1st, I do not yet have a photo tent. My camera is a Cannon Powershot A590 IS( Image stabilizer).(No Tripod yet) Can i take fairly good photos with this camera? If so can someone tell me what I need to build a photo tent and how to use my camera for good photos? I have a few pens waiting for pictures but when I take it now they are dark and do not show up at all.(No colors of the pen). I know I lack alot of experience and I'm willing to learn with a little help. Thanks for any and all advise.
    Donny


----------



## Whaler (Mar 11, 2012)

Most cameras will do the job. A light tent is nice but you can get good pictures without one, you can also get good pictures without a tripod if you have enough light.
Try taking your pictures next to a window or outside, natural light works well.
Experiment, remember your film is free. Get some pics and post one and ask for opinions.
Search for light tents in the search function, there is a lot of good info there.


----------



## toddlajoie (Mar 11, 2012)

$5 at Walmart will buy you a couple of yards of translucent white fabric that can make a nice simple tent for you.  Better yet, I would use small pvc pipe and corners with it to make a few panels that you can use as needed. Sometimes a tent is a bit too flat for interesting photos. A couple of clamp/silver dish lights with do a great job if you need lights (i.e. can't just set it up outside or in a bright room...) and cameras tripod sockets are standard 1/4-20 threads, so you can make a platform for your camera with scraps from around your shop usually also. If you get creative you can even set up a bold on a clamp or something so you can adjust it...


----------



## 76winger (Mar 27, 2012)

If your pictures are dark you need to figure out the exposure and white balance settings on your camera first and foremost. Once you start getting good illumination, then a photo tent can help you control the light to get more balanced lighting all around you subject and reduce glare or bright spots. But work on getting to know your camera first.

Sent from my iPad using Forum Runner


----------



## SDB777 (Mar 28, 2012)

I started with a tent made from a cardboard box and some thin white sheets.  Cut and tape, add some lamps next to it, and played with the light bulbs to get what I needed.  Finely had the chance to get one of those 'discount/everything needed tents' and made a frame from PVC to hold the lamps where they were needed.

Don't forget the all important sun photo's with a white towel on the patio table!  Other then the tree reflections in the hardware(on the kit), I had a few that were looking pretty good out there....






Scott


----------



## its_virgil (Mar 28, 2012)

There is an excellent article in the library...maybe several...that should be quite helpful.  There are also many good threads in the pen photography forum.
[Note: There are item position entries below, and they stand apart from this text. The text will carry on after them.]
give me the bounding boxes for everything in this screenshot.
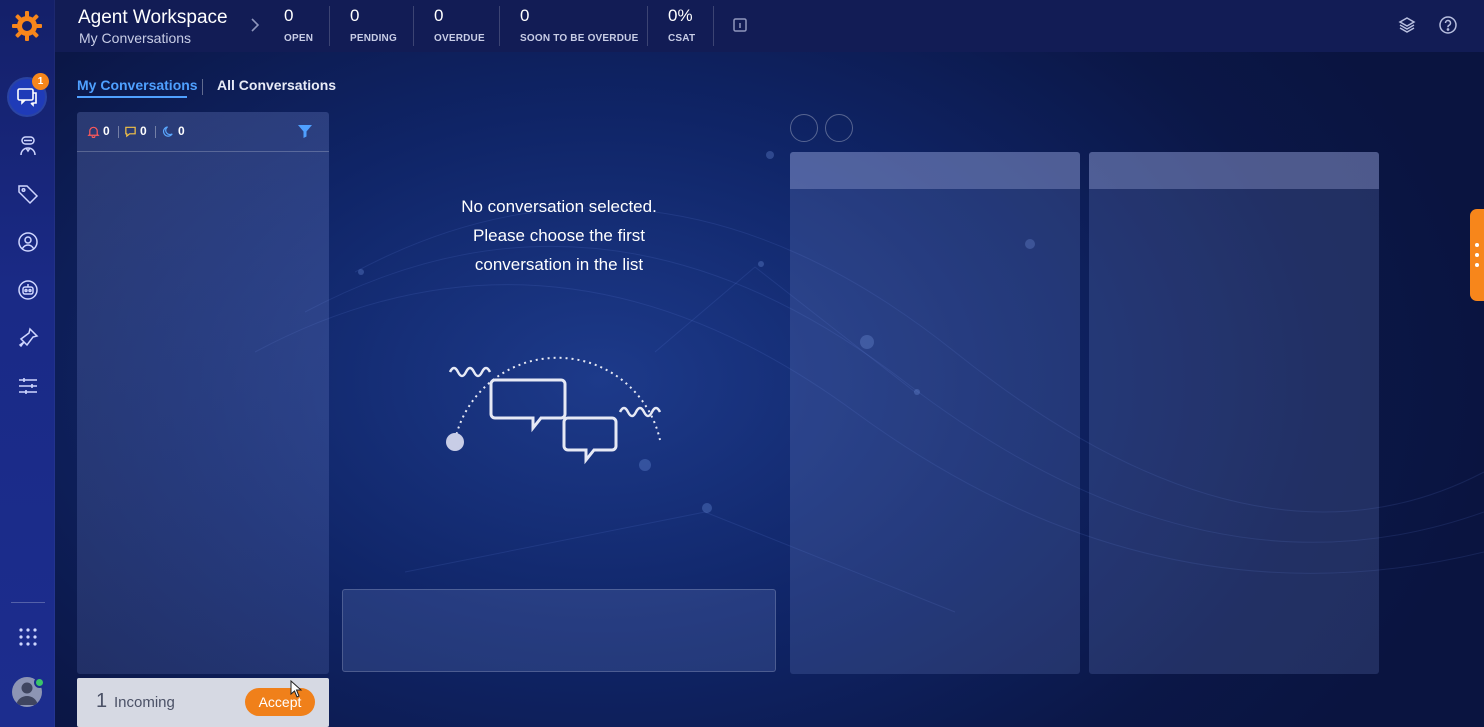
active-tab-indicator (77, 96, 187, 98)
moon-icon (162, 125, 173, 137)
snoozed-counter[interactable]: 0 (162, 124, 185, 138)
stat-separator (499, 6, 500, 46)
sidebar-item-bot[interactable] (12, 274, 43, 305)
stat-open-label: OPEN (284, 33, 314, 44)
stat-separator (647, 6, 648, 46)
incoming-count: 1 (96, 690, 108, 712)
empty-state-line-2: Please choose the first (473, 226, 645, 245)
tags-icon (17, 184, 38, 204)
stat-soon-overdue-label: SOON TO BE OVERDUE (520, 33, 639, 44)
info-panel-header (1089, 152, 1379, 189)
contacts-icon (17, 231, 38, 252)
empty-state-line-3: conversation in the list (474, 255, 644, 274)
stat-overdue-label: OVERDUE (434, 33, 485, 44)
stat-csat[interactable]: 0% CSAT (668, 6, 695, 44)
sidebar-divider (11, 602, 45, 603)
stat-csat-label: CSAT (668, 33, 696, 44)
sidebar-item-automation[interactable] (12, 322, 43, 353)
alerts-counter[interactable]: 0 (87, 124, 110, 138)
drawer-dot (1475, 263, 1479, 267)
mouse-cursor-icon (290, 680, 303, 698)
drawer-dot (1475, 243, 1479, 247)
tab-my-conversations[interactable]: My Conversations (77, 77, 198, 93)
tab-all-conversations[interactable]: All Conversations (217, 77, 336, 93)
counter-separator (118, 126, 119, 138)
details-panel-header (790, 152, 1080, 189)
chat-bubbles-illustration (446, 356, 662, 465)
bot-icon (17, 279, 38, 300)
sidebar-item-tags[interactable] (12, 178, 43, 209)
settings-sliders-icon (18, 377, 37, 394)
filter-icon[interactable] (297, 123, 313, 139)
stat-separator (413, 6, 414, 46)
message-icon (125, 126, 136, 137)
top-bar: Agent Workspace My Conversations 0 OPEN … (55, 0, 1484, 52)
empty-state-message: No conversation selected. Please choose … (420, 192, 698, 279)
agent-icon (19, 135, 36, 155)
panel-toggle-icon[interactable] (730, 15, 750, 35)
stat-open[interactable]: 0 OPEN (284, 6, 313, 44)
loading-circle-placeholder (825, 114, 853, 142)
drawer-dot (1475, 253, 1479, 257)
tab-separator (202, 79, 203, 95)
stat-separator (713, 6, 714, 46)
brand-logo-icon (12, 11, 42, 41)
empty-state-line-1: No conversation selected. (461, 197, 657, 216)
left-sidebar: 1 (0, 0, 55, 727)
stat-soon-overdue[interactable]: 0 SOON TO BE OVERDUE (520, 6, 638, 44)
sidebar-item-conversations[interactable]: 1 (9, 73, 49, 115)
chevron-right-icon[interactable] (250, 18, 260, 32)
stat-pending[interactable]: 0 PENDING (350, 6, 397, 44)
sidebar-item-contacts[interactable] (12, 226, 43, 257)
incoming-label: Incoming (114, 694, 175, 711)
stat-soon-overdue-value: 0 (520, 6, 530, 25)
sidebar-item-apps[interactable] (12, 621, 43, 652)
layers-icon[interactable] (1397, 15, 1417, 35)
notification-badge: 1 (32, 73, 49, 90)
bell-icon (87, 126, 100, 138)
loading-circle-placeholder (790, 114, 818, 142)
accept-button[interactable]: Accept (245, 688, 315, 716)
messages-counter[interactable]: 0 (124, 124, 147, 138)
details-panel-placeholder (790, 152, 1080, 674)
sidebar-item-agent[interactable] (12, 130, 43, 161)
snoozed-count: 0 (178, 124, 185, 138)
stat-pending-label: PENDING (350, 33, 397, 44)
conversation-list-header: 0 0 0 (77, 112, 329, 152)
info-panel-placeholder (1089, 152, 1379, 674)
counter-separator (155, 126, 156, 138)
stat-overdue-value: 0 (434, 6, 444, 25)
help-icon[interactable] (1438, 15, 1458, 35)
apps-grid-icon (18, 627, 37, 646)
online-status-icon (34, 677, 45, 688)
workspace-title: Agent Workspace (78, 7, 228, 28)
reply-composer-placeholder (342, 589, 776, 672)
stat-csat-value: 0% (668, 6, 693, 25)
sidebar-item-settings[interactable] (12, 370, 43, 401)
alerts-count: 0 (103, 124, 110, 138)
stat-open-value: 0 (284, 6, 294, 25)
workspace-subtitle: My Conversations (79, 30, 192, 46)
stat-pending-value: 0 (350, 6, 360, 25)
messages-count: 0 (140, 124, 147, 138)
stat-overdue[interactable]: 0 OVERDUE (434, 6, 485, 44)
automation-icon (18, 327, 38, 347)
side-drawer-handle[interactable] (1470, 209, 1484, 301)
stat-separator (329, 6, 330, 46)
conversation-list-panel: 0 0 0 (77, 112, 329, 674)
They range from simple setups to the other end of the spectrum.

As far as your camera: yes you can. I started with digital cameras using the sony Mavica which used 3 1/2 inch floppy disks and had a relatively low pixel count compared to todays pixel count.

The good thing about digital is immediate feedback. Evaluate the image, erase and try again. Learn to use white balance correctly, use bulbs balanced for daylight, higher f-stop and then the proper shutter speed. In my opinion, a tripod is a very useful tool to keep the camera steady. 

Many compact flourescent bulbs now have the actual color temperature of the bulb on the package or on the bulb itself. Don't be fooled with the words "daylight" used in describing the bulbs. Check the actual color temp of the bulb.

Search the internet for "table top photography" and you will get more info than you could ever read but quite useful. There are some excellent pages that give very useful information. 

Do a good turn daily!
Don


----------